DHL Supply Chain, the incumbent provider of the expiring NHS Supply Chain service, has taken the DHSC to court after missing out on a £730m logistics contract tendered as part of a new procurement model for the NHS.
The company, which hit the news in spring for its failure to deliver enough chicken meat to KFC, accused the department of “misdirection” and making “manifest errors” during the procurement.
DHL Supply Chain claimed preferred bidder Unipart could not possibly have the expertise to deliver the contract, and asked the court to reverse the decision.
But the DHSC denies running a flawed process and – at a hearing this week – warned a High Court judge of the dangers of allowing the case to go to full trial.
The department’s barrister said delays to the awarding of the logistics contract pose risks to the implementation of the new wider procurement model, which aims to deliver annual savings of up to £600m.
If the issue is not resolved by September, then the model’s implementation will go beyond the already extended deadline of April 2019 – coinciding with potential uncertainties arising from the UK’s scheduled exit from the European Union.

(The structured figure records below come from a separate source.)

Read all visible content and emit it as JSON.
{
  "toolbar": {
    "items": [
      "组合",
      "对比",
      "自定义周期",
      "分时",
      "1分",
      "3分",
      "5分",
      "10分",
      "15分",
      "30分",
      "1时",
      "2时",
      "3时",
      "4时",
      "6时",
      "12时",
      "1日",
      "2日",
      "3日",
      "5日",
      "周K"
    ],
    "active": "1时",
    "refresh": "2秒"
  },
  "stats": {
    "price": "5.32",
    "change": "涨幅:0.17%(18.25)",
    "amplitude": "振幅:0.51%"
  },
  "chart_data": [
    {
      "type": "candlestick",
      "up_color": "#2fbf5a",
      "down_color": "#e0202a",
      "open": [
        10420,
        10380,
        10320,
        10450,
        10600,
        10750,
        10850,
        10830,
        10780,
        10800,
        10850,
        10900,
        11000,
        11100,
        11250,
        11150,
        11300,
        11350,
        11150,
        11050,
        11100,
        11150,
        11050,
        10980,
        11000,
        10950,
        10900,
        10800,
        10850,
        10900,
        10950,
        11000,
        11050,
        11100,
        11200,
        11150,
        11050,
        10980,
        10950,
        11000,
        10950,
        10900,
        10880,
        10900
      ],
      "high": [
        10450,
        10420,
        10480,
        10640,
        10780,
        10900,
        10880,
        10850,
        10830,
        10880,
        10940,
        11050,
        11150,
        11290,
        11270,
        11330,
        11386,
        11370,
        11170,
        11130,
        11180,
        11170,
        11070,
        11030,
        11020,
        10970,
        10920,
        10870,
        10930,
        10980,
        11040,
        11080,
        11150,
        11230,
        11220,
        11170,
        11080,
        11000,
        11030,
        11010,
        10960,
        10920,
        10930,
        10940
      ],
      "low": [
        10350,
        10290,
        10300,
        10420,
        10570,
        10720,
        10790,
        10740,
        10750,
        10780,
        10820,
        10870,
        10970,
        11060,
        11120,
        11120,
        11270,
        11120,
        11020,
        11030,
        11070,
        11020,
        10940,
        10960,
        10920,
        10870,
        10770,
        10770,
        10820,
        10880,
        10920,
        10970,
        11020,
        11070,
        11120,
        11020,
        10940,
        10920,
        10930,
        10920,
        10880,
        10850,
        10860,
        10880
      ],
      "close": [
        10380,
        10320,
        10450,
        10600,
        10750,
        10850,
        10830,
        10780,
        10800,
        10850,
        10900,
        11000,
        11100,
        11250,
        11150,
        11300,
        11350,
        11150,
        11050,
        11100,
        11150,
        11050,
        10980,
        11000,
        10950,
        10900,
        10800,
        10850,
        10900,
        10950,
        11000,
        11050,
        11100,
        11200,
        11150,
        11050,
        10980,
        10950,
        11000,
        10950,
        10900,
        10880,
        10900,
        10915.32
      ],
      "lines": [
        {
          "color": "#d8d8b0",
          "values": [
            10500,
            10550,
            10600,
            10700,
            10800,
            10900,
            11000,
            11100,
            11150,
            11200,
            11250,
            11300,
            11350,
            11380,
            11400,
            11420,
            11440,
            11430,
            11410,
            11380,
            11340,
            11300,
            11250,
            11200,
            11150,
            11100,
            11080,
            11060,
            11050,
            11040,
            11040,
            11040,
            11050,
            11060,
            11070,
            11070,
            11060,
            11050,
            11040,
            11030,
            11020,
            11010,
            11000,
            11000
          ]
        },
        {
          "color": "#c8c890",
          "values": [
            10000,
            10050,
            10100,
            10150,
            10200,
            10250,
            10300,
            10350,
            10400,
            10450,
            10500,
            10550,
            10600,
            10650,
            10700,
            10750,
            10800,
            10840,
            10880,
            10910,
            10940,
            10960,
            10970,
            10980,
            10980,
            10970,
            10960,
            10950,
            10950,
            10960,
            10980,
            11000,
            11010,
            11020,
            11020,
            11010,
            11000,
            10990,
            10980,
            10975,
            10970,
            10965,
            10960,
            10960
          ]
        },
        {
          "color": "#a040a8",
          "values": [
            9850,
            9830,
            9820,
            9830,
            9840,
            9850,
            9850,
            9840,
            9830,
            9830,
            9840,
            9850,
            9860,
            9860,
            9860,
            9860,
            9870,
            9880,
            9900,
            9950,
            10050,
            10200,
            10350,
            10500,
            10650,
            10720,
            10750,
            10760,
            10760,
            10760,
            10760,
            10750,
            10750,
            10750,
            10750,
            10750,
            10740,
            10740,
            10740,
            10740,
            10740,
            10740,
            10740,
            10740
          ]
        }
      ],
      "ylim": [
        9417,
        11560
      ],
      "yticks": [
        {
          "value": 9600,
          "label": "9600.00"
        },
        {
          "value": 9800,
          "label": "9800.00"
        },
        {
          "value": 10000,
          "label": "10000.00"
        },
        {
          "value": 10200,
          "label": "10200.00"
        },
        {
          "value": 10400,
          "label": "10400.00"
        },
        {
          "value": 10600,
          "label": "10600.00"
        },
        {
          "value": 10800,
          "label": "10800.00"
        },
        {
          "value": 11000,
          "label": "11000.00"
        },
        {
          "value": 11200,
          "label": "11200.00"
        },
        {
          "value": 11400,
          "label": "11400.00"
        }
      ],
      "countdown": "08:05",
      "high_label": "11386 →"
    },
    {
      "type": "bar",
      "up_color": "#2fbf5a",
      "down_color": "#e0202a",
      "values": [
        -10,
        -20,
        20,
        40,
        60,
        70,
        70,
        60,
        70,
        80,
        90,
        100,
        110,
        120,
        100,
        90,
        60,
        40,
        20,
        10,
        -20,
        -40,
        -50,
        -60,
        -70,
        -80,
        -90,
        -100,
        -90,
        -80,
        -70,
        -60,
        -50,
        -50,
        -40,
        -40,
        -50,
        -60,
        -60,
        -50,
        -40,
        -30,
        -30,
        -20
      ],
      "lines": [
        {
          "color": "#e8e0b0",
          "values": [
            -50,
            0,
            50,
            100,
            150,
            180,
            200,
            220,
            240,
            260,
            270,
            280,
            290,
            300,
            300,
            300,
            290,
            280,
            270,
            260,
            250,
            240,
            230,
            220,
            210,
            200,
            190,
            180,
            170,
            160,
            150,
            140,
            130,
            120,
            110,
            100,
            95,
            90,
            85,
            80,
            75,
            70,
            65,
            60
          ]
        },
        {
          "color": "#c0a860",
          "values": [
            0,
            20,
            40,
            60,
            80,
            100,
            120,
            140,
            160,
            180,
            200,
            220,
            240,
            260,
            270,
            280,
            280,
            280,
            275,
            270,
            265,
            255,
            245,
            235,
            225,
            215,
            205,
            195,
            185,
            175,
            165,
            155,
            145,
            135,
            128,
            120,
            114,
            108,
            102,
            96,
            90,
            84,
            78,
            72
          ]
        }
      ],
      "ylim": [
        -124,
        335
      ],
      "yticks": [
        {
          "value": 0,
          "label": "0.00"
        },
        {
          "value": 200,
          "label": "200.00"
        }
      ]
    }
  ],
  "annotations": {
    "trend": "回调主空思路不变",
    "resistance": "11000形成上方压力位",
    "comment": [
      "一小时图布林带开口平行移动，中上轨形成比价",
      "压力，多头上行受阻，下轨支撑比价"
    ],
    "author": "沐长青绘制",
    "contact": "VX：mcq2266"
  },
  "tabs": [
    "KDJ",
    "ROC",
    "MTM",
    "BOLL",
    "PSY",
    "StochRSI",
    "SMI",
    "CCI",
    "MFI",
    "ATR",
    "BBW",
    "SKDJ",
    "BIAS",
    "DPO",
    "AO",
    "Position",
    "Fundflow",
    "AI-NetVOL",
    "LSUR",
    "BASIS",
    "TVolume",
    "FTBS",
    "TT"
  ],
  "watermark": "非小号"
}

Mrs Justice O’Farrell is set to decide in the next few days if the DHSC can award the contract to Unipart, or if a full trial is necessary.
Ask the cancer patient
NHS England has been urged to stop a “perverse” policy of withholding transformation money from areas breaching the 62 day cancer target.
John Baron, who stood down as chair of the all party Parliamentary group on cancer last month after nine years, told HSJ it was “perverse in the extreme” to withhold funding from areas, which seemingly need the money most.
The arrangement of only awarding funding once process targets are hit is of course not unique to cancer.
The £1.8bn “sustainability and transformation fund” has been issued on a similar basis, with those holding the purse strings reluctant to hand out money for nothing, or to reward failure.
But is this really the fairest way to allocate funding and drive improvement? A cancer patient finding themselves in a poorly performing area by no fault of their own would likely argue that it isn’t.